Cincinnati Police launch probe into family of child who fell into zoo’s gorilla enclosure
The authorities who are conducting the probe want to focus on what the parents were doing up until the accident occurred. However, the zoo will not be investigated, as it falls under the jurisdiction of the US Department of Agriculture (USDA), the Cincinnati Police Department said in a statement.
"We are closely reviewing the facts of the case," the police department said in a Tweet.
CPD statement on Cincinnati Zoo incident: We are closely reviewing the facts of the case. Updates will be provided. pic.twitter.com/8FkPKYliYC— Cincinnati Police (@CincinnatiPD) May 31, 2016
Cincinnati police have yet to charge anyone following the incident, though they are taking a second look to see if such a move is necessary.
"Once their investigation is concluded, they will confer with our office on possible criminal charges," Hamilton County Prosecutor Joseph Deters said in a statement.
The family has been widely criticized on social media for failing to keep an eye on the child. An online petition on Change.org, which is calling for “Cincinnati Zoo, Hamilton County Child Protection Services, and Cincinnati Police Department hold the parents responsible,” has already attracted over 430,000 signatures.
The family at the center of the controversy is refusing to speak to the media, though they did release a statement on Wednesday saying their boy, who is confirmed to be three-years-old and not the previously-reported four, was “doing well.”
"We continue to praise God for His grace and mercy, and to be thankful to the Cincinnati Zoo for their actions taken to protect our child," the family said, as cited by Cincinnati.com. "We are also very appreciative for the expressions of concern and support that have been sent to us. Some have offered money to the family, which we do not want and will not accept.”
Criminal law Professor Ric Simmons from Ohio State University told the AP that it would be difficult to prove a case of child neglect against the family, as this normally involves a child being left unattended for a lengthy period of time.
"The mother was standing next to a zoo exhibit and lost track of her child for perhaps a minute or so," Simmons said. "That has happened to almost every parent in the world in a public place."
The incident occurred on Saturday, when the boy fell into the gorilla enclosure at the Cincinnati Zoo & Botanical Garden.
There were three gorillas at the area at the time – two females and one male, a western lowland gorilla called Harambe, who had turned 17 only a day earlier. The females were recalled immediately into their quarters, but the male stayed in the yard with the child.

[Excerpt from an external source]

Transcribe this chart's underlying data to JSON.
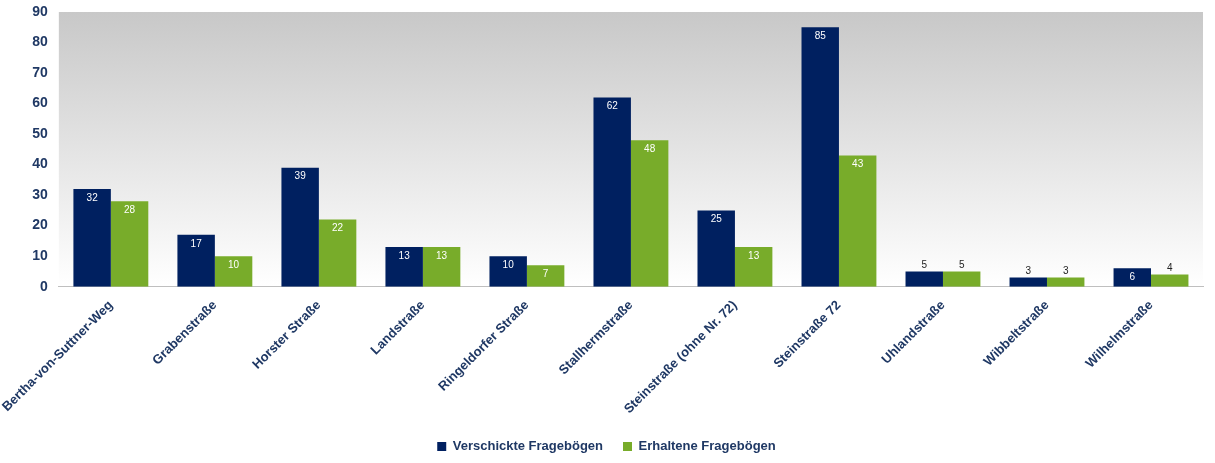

The 180kg ape did not seem to be hurting the youngster, but staff at the zoo decided they were not going to take any chances and killed the gorilla, saying that a tranquilizer dart could have agitated the ape and would have taken around 10 minutes to take effect.
“The Zoo security team’s quick response saved the child’s life. We are all devastated that this tragic accident resulted in the death of a critically-endangered gorilla,” Zoo Director Thane Maynard said in a statement. “This is a huge loss for the Zoo family and the gorilla population worldwide.”